Roh Choong Hyun, Room, 2009 ©Roh Choong Hyun

The Closed-door Room series (2009), presented in a solo exhibition at Project Space Sarubia, captures the spatial qualities of historical moments from the military dictatorship era in Korea. This work not only reflects the artist’s personal reflections on the socio-political history of modern Korea but also addresses contemporary societal issues.

Installation view of “Closed-door Room” (Project Space Sarubia, 2009) ©Project Space Sarubia

The artist repeatedly engaged in a process of "drawing and erasing" to record through painting the places associated with the practices of secretive, authoritarian rule—such as prisons, correctional facilities, Yongsan disaster site, Memorial of Jong Chul PARK, the old secret service building, and etc.

Additionally, in the Sarubia exhibition space, the artist experimentally installed two cement walls at the center, creating a direct encounter between the spatial, historical, and thematic elements of the painting. This heightened the emphasis on the theme of ‘secrete rooms-closed door room’ within the work.

Similar to his earlier series, Closed-door Room is based on photographs the artist took at the actual locations he visited. However, it also incorporates images found on the internet, representing situations of secret room—oppression, discipline, surveillance, death, and violence—, which were crucial in conveying the hidden, repressive aspects of power.


Roh Choong Hyun, Corridor, 2009 ©Roh Choong Hyun

The artist addresses the dark realities of history marked by politics, torture, violence, and death, while reflecting on the social context of the present day. He believes that societal phenomena such as the impossibility of communication, closed-off spaces, and unilateralism have transformed into invisible "secret rooms" that now permeate various aspects of society.
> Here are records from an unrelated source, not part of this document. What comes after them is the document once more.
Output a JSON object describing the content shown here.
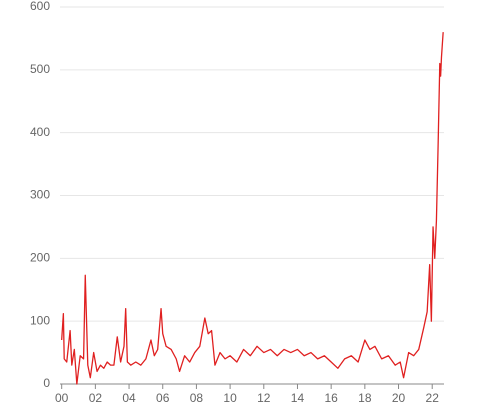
{
  "chart_data": {
    "type": "line",
    "x": [
      0,
      0.1,
      0.15,
      0.3,
      0.5,
      0.6,
      0.75,
      0.9,
      1.1,
      1.3,
      1.4,
      1.55,
      1.7,
      1.9,
      2.1,
      2.3,
      2.5,
      2.7,
      2.9,
      3.1,
      3.3,
      3.5,
      3.7,
      3.8,
      3.9,
      4.1,
      4.4,
      4.7,
      5.0,
      5.3,
      5.5,
      5.7,
      5.9,
      6.0,
      6.2,
      6.5,
      6.8,
      7.0,
      7.3,
      7.6,
      7.9,
      8.2,
      8.5,
      8.7,
      8.9,
      9.1,
      9.4,
      9.7,
      10.0,
      10.4,
      10.8,
      11.2,
      11.6,
      12.0,
      12.4,
      12.8,
      13.2,
      13.6,
      14.0,
      14.4,
      14.8,
      15.2,
      15.6,
      16.0,
      16.4,
      16.8,
      17.2,
      17.6,
      18.0,
      18.3,
      18.6,
      19.0,
      19.4,
      19.8,
      20.1,
      20.3,
      20.6,
      20.9,
      21.2,
      21.5,
      21.7,
      21.85,
      21.95,
      22.05,
      22.15,
      22.25,
      22.35,
      22.45,
      22.5,
      22.55,
      22.65
    ],
    "series": [
      {
        "color": "#e02020",
        "values": [
          70,
          112,
          40,
          35,
          85,
          30,
          55,
          0,
          45,
          40,
          173,
          30,
          10,
          50,
          20,
          30,
          25,
          35,
          30,
          30,
          75,
          35,
          60,
          120,
          35,
          30,
          35,
          30,
          40,
          70,
          45,
          55,
          120,
          80,
          60,
          55,
          40,
          20,
          45,
          35,
          50,
          60,
          105,
          80,
          85,
          30,
          50,
          40,
          45,
          35,
          55,
          45,
          60,
          50,
          55,
          45,
          55,
          50,
          55,
          45,
          50,
          40,
          45,
          35,
          25,
          40,
          45,
          35,
          70,
          55,
          60,
          40,
          45,
          30,
          35,
          10,
          50,
          45,
          55,
          90,
          115,
          190,
          100,
          250,
          200,
          260,
          380,
          510,
          490,
          520,
          560
        ]
      }
    ],
    "xlim": [
      -0.1,
      22.7
    ],
    "xticks": [
      {
        "value": 0,
        "label": "00"
      },
      {
        "value": 2,
        "label": "02"
      },
      {
        "value": 4,
        "label": "04"
      },
      {
        "value": 6,
        "label": "06"
      },
      {
        "value": 8,
        "label": "08"
      },
      10,
      12,
      14,
      16,
      18,
      20,
      22
    ],
    "ylim": [
      0,
      600
    ],
    "yticks": [
      0,
      100,
      200,
      300,
      400,
      500,
      600
    ],
    "grid": true
  }
}
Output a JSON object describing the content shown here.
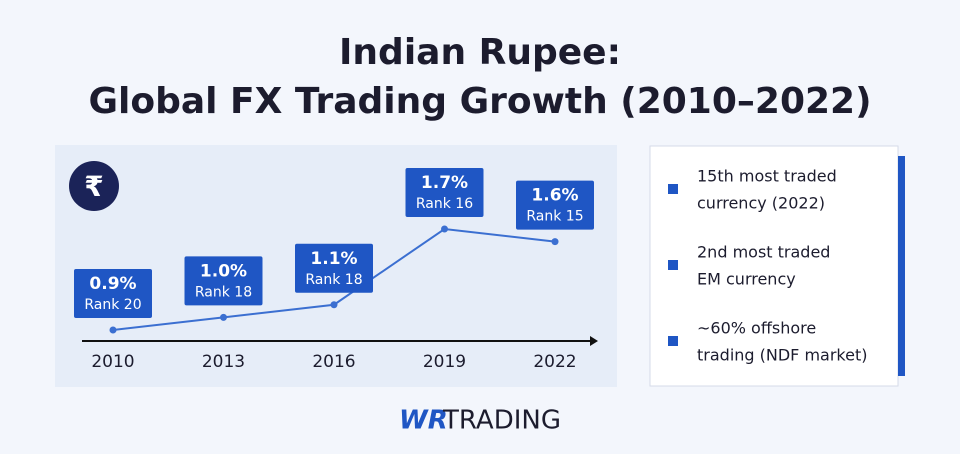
{
  "header": {
    "title_lines": [
      "Indian Rupee:",
      "Global FX Trading Growth (2010–2022)"
    ]
  },
  "chart_data": {
    "type": "line",
    "icon": "₹",
    "categories": [
      "2010",
      "2013",
      "2016",
      "2019",
      "2022"
    ],
    "values": [
      0.9,
      1.0,
      1.1,
      1.7,
      1.6
    ],
    "value_labels": [
      "0.9%",
      "1.0%",
      "1.1%",
      "1.7%",
      "1.6%"
    ],
    "ranks": [
      "Rank 20",
      "Rank 18",
      "Rank 18",
      "Rank 16",
      "Rank 15"
    ],
    "color": "#3b6fd1",
    "label_color": "#1f56c4"
  },
  "highlights": [
    {
      "lines": [
        "15th most traded",
        "currency (2022)"
      ]
    },
    {
      "lines": [
        "2nd most traded",
        "EM currency"
      ]
    },
    {
      "lines": [
        "~60% offshore",
        "trading (NDF market)"
      ]
    }
  ],
  "brand": {
    "mark": "WR",
    "name": "TRADING"
  }
}
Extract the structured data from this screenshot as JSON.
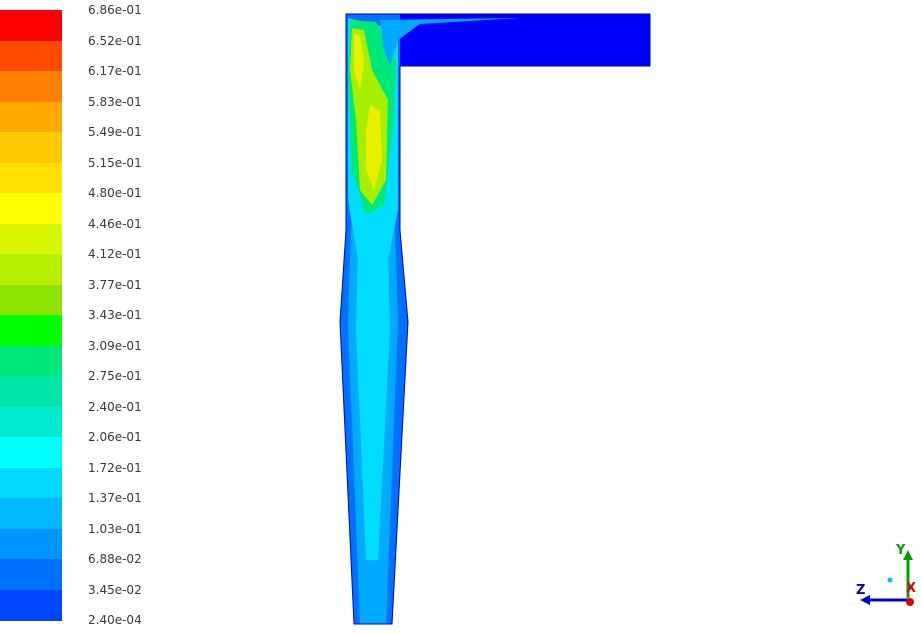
{
  "colormap": {
    "labels": [
      "6.86e-01",
      "6.52e-01",
      "6.17e-01",
      "5.83e-01",
      "5.49e-01",
      "5.15e-01",
      "4.80e-01",
      "4.46e-01",
      "4.12e-01",
      "3.77e-01",
      "3.43e-01",
      "3.09e-01",
      "2.75e-01",
      "2.40e-01",
      "2.06e-01",
      "1.72e-01",
      "1.37e-01",
      "1.03e-01",
      "6.88e-02",
      "3.45e-02",
      "2.40e-04"
    ],
    "colors": [
      "#ff0000",
      "#ff4a00",
      "#ff8000",
      "#ffa800",
      "#ffc800",
      "#ffe000",
      "#ffff00",
      "#d6f700",
      "#b8ee00",
      "#8fe200",
      "#00ff00",
      "#00e878",
      "#00e4a8",
      "#00ecd0",
      "#00ffff",
      "#00d8ff",
      "#00b8ff",
      "#0096ff",
      "#0070ff",
      "#0046ff",
      "#0000ff"
    ]
  },
  "contour": {
    "field_colors": {
      "low": "#0000ff",
      "deep": "#0036f0",
      "mid": "#0070ff",
      "light": "#00aaff",
      "cyan": "#00ddff",
      "green": "#00e878",
      "lime": "#a8ee00",
      "yellow": "#e8f000"
    }
  },
  "triad": {
    "y_label": "Y",
    "z_label": "Z",
    "x_label": "X",
    "colors": {
      "y": "#00a000",
      "z": "#0000d0",
      "x": "#e00000",
      "dot": "#00c0ff"
    }
  }
}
Through Closed-door Room, he uncovers signs that hint at or exemplify these situations taking place in our society today.

By capturing these situations and the emotions they evoke through texture, the artist hints at the broader crisis of a reality that is increasingly becoming sealed off, extending beyond the political realm to encompass the everyday struggles of contemporary life.
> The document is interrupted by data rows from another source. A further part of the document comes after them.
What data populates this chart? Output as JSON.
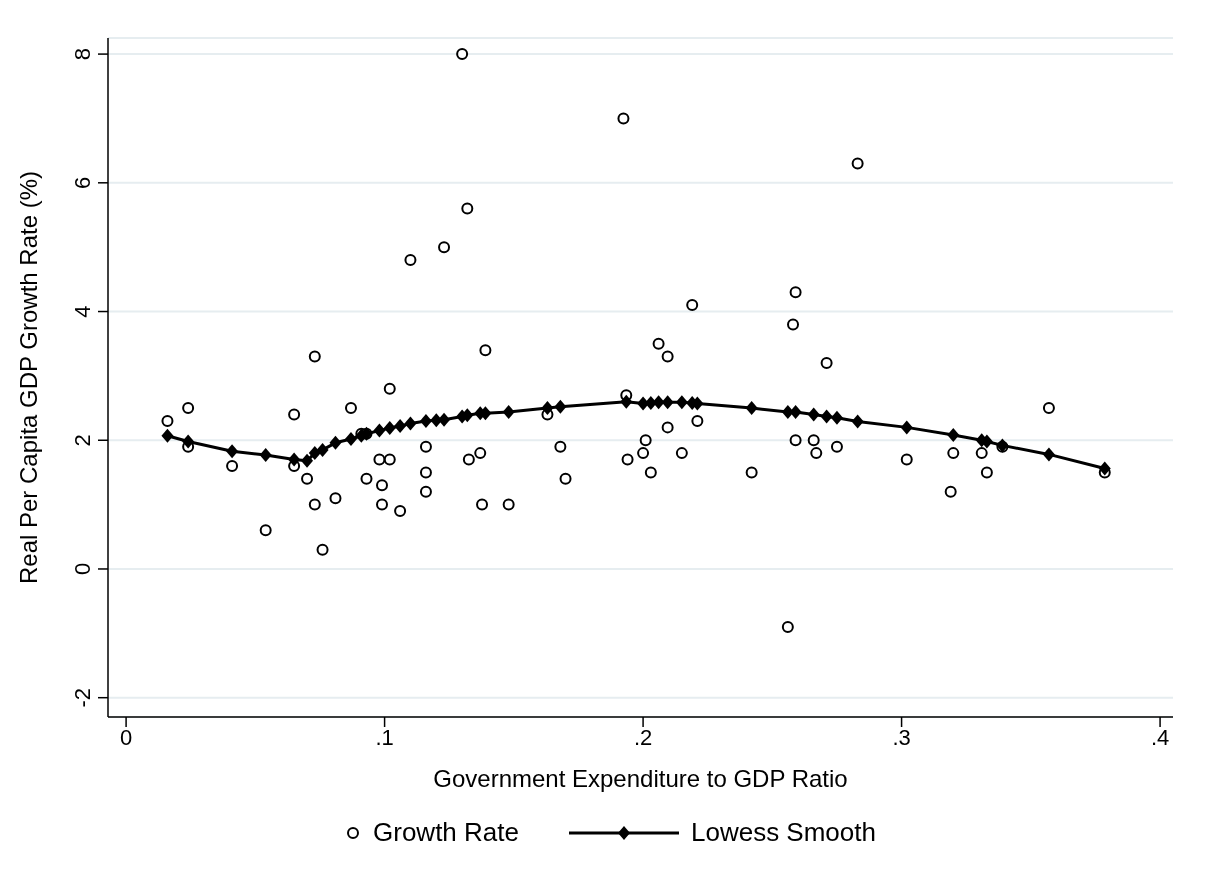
{
  "chart_data": {
    "type": "scatter",
    "xlabel": "Government Expenditure to GDP Ratio",
    "ylabel": "Real Per Capita GDP Growth Rate (%)",
    "xlim": [
      -0.007,
      0.405
    ],
    "xticks": [
      {
        "value": 0,
        "label": "0"
      },
      {
        "value": 0.1,
        "label": ".1"
      },
      {
        "value": 0.2,
        "label": ".2"
      },
      {
        "value": 0.3,
        "label": ".3"
      },
      {
        "value": 0.4,
        "label": ".4"
      }
    ],
    "ylim": [
      -2.3,
      8.25
    ],
    "yticks": [
      -2,
      0,
      2,
      4,
      6,
      8
    ],
    "grid": "y",
    "legend": "bottom",
    "series": [
      {
        "name": "Growth Rate",
        "type": "scatter",
        "marker": "circle",
        "color": "#000000",
        "x": [
          0.016,
          0.024,
          0.024,
          0.041,
          0.065,
          0.065,
          0.073,
          0.054,
          0.07,
          0.073,
          0.076,
          0.081,
          0.087,
          0.102,
          0.093,
          0.098,
          0.102,
          0.099,
          0.099,
          0.106,
          0.116,
          0.116,
          0.116,
          0.091,
          0.093,
          0.11,
          0.123,
          0.132,
          0.13,
          0.139,
          0.1326,
          0.137,
          0.1377,
          0.148,
          0.163,
          0.168,
          0.17,
          0.1935,
          0.219,
          0.206,
          0.2095,
          0.194,
          0.201,
          0.2,
          0.203,
          0.2095,
          0.221,
          0.215,
          0.242,
          0.1924,
          0.259,
          0.258,
          0.271,
          0.256,
          0.259,
          0.266,
          0.267,
          0.275,
          0.302,
          0.319,
          0.32,
          0.331,
          0.333,
          0.339,
          0.357,
          0.3786,
          0.283
        ],
        "values": [
          2.3,
          2.5,
          1.9,
          1.6,
          2.4,
          1.6,
          3.3,
          0.6,
          1.4,
          1.0,
          0.3,
          1.1,
          2.5,
          2.8,
          1.4,
          1.7,
          1.7,
          1.3,
          1.0,
          0.9,
          1.9,
          1.5,
          1.2,
          2.1,
          2.1,
          4.8,
          5.0,
          5.6,
          8.0,
          3.4,
          1.7,
          1.8,
          1.0,
          1.0,
          2.4,
          1.9,
          1.4,
          2.7,
          4.1,
          3.5,
          3.3,
          1.7,
          2.0,
          1.8,
          1.5,
          2.2,
          2.3,
          1.8,
          1.5,
          7.0,
          4.3,
          3.8,
          3.2,
          -0.9,
          2.0,
          2.0,
          1.8,
          1.9,
          1.7,
          1.2,
          1.8,
          1.8,
          1.5,
          1.9,
          2.5,
          1.5,
          6.3
        ]
      },
      {
        "name": "Lowess Smooth",
        "type": "line",
        "marker": "diamond",
        "line_style": "solid",
        "color": "#000000",
        "x": [
          0.016,
          0.024,
          0.041,
          0.054,
          0.065,
          0.07,
          0.073,
          0.076,
          0.081,
          0.087,
          0.091,
          0.093,
          0.098,
          0.102,
          0.106,
          0.11,
          0.116,
          0.12,
          0.123,
          0.13,
          0.132,
          0.137,
          0.139,
          0.148,
          0.163,
          0.168,
          0.1935,
          0.2,
          0.203,
          0.206,
          0.2095,
          0.215,
          0.219,
          0.221,
          0.242,
          0.256,
          0.259,
          0.266,
          0.271,
          0.275,
          0.283,
          0.302,
          0.319,
          0.32,
          0.331,
          0.333,
          0.339,
          0.357,
          0.3786
        ],
        "values": [
          2.07,
          1.98,
          1.83,
          1.77,
          1.7,
          1.68,
          1.8,
          1.85,
          1.96,
          2.02,
          2.07,
          2.1,
          2.15,
          2.19,
          2.22,
          2.26,
          2.3,
          2.31,
          2.32,
          2.37,
          2.39,
          2.42,
          2.42,
          2.44,
          2.5,
          2.52,
          2.6,
          2.57,
          2.58,
          2.59,
          2.59,
          2.59,
          2.58,
          2.57,
          2.5,
          2.44,
          2.44,
          2.4,
          2.37,
          2.35,
          2.29,
          2.2,
          null,
          2.08,
          2.0,
          1.98,
          1.92,
          1.78,
          1.56
        ]
      }
    ]
  }
}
Roh Choong Hyun, A Walk, 2021 ©Chapter II

Roh Choong Hyun has consistently translated his emotional experiences and the issues of reality into his own unique visual language. Rather than focusing on distant or extraordinary landscapes, he finds connection in the everyday, ordinary places such as Han River Park, zoos, and Hongjecheon Stream, where he observes and resonates with the human aspects of these environments. His paintings carry a dry and tranquil atmosphere, yet they also convey a warm, humanistic perspective and a sense of warmth toward the landscapes of life.

”What I attempt to express in my paintings is not the place per se, but it is approaching the emotions I have had while staying there. The emotions contain a certain warmth.” (Roh Choong Hyun, Artist Note)
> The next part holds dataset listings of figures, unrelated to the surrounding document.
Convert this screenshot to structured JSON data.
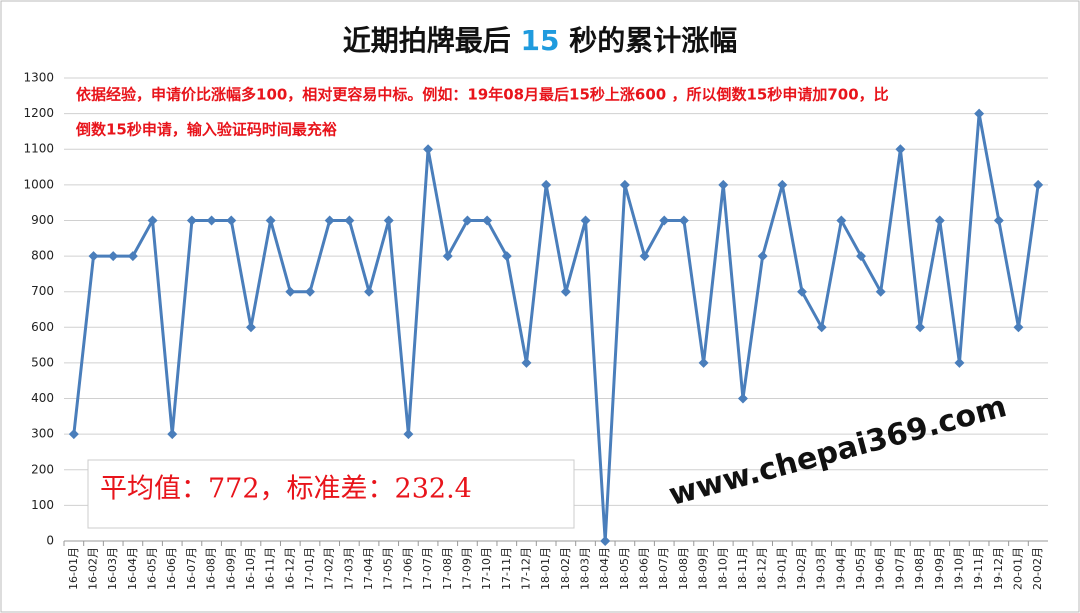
{
  "chart_data": {
    "type": "line",
    "title": [
      "近期拍牌最后 ",
      "15",
      " 秒的累计涨幅"
    ],
    "title_highlight_color": "#1f9bde",
    "annotation": [
      "依据经验，申请价比涨幅多100，相对更容易中标。例如：19年08月最后15秒上涨600 ，所以倒数15秒申请加700，比",
      "倒数15秒申请，输入验证码时间最充裕"
    ],
    "annotation_color": "#e8141b",
    "stats_label": "平均值：772，标准差：232.4",
    "watermark": "www.chepai369.com",
    "categories": [
      "16-01月",
      "16-02月",
      "16-03月",
      "16-04月",
      "16-05月",
      "16-06月",
      "16-07月",
      "16-08月",
      "16-09月",
      "16-10月",
      "16-11月",
      "16-12月",
      "17-01月",
      "17-02月",
      "17-03月",
      "17-04月",
      "17-05月",
      "17-06月",
      "17-07月",
      "17-08月",
      "17-09月",
      "17-10月",
      "17-11月",
      "17-12月",
      "18-01月",
      "18-02月",
      "18-03月",
      "18-04月",
      "18-05月",
      "18-06月",
      "18-07月",
      "18-08月",
      "18-09月",
      "18-10月",
      "18-11月",
      "18-12月",
      "19-01月",
      "19-02月",
      "19-03月",
      "19-04月",
      "19-05月",
      "19-06月",
      "19-07月",
      "19-08月",
      "19-09月",
      "19-10月",
      "19-11月",
      "19-12月",
      "20-01月",
      "20-02月"
    ],
    "values": [
      300,
      800,
      800,
      800,
      900,
      300,
      900,
      900,
      900,
      600,
      900,
      700,
      700,
      900,
      900,
      700,
      900,
      300,
      1100,
      800,
      900,
      900,
      800,
      500,
      1000,
      700,
      900,
      0,
      1000,
      800,
      900,
      900,
      500,
      1000,
      400,
      800,
      1000,
      700,
      600,
      900,
      800,
      700,
      1100,
      600,
      900,
      500,
      1200,
      900,
      600,
      1000
    ],
    "color": "#4a7ebb",
    "ylim": [
      0,
      1300
    ],
    "yticks": [
      0,
      100,
      200,
      300,
      400,
      500,
      600,
      700,
      800,
      900,
      1000,
      1100,
      1200,
      1300
    ],
    "grid": true
  }
}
Artist Roh Choong Hyun ©Seoul Art Guide

Roh Choong Hyun completed his BA and MFA degrees in Painting at Hongik University. His solo presentation has opened at several recognized galleries such as Willing N Dealing (2020), Perigee Gallery (2017), Gallery Soso (2015) and Kukje Gallery (2013). He has also participated in numerous group exhibitions at multiple leading art establishments including Gallery Soso (2021), National Museum of Modern and Contemporary Art (2021), Nook Gallery (2020), Buk-Seoul Museum of Art (2018), Seoul Museum of Art – South Seoul (2018) and Chapter II (2017). He was selected by the Mongin Art Center Residency Program in 2010.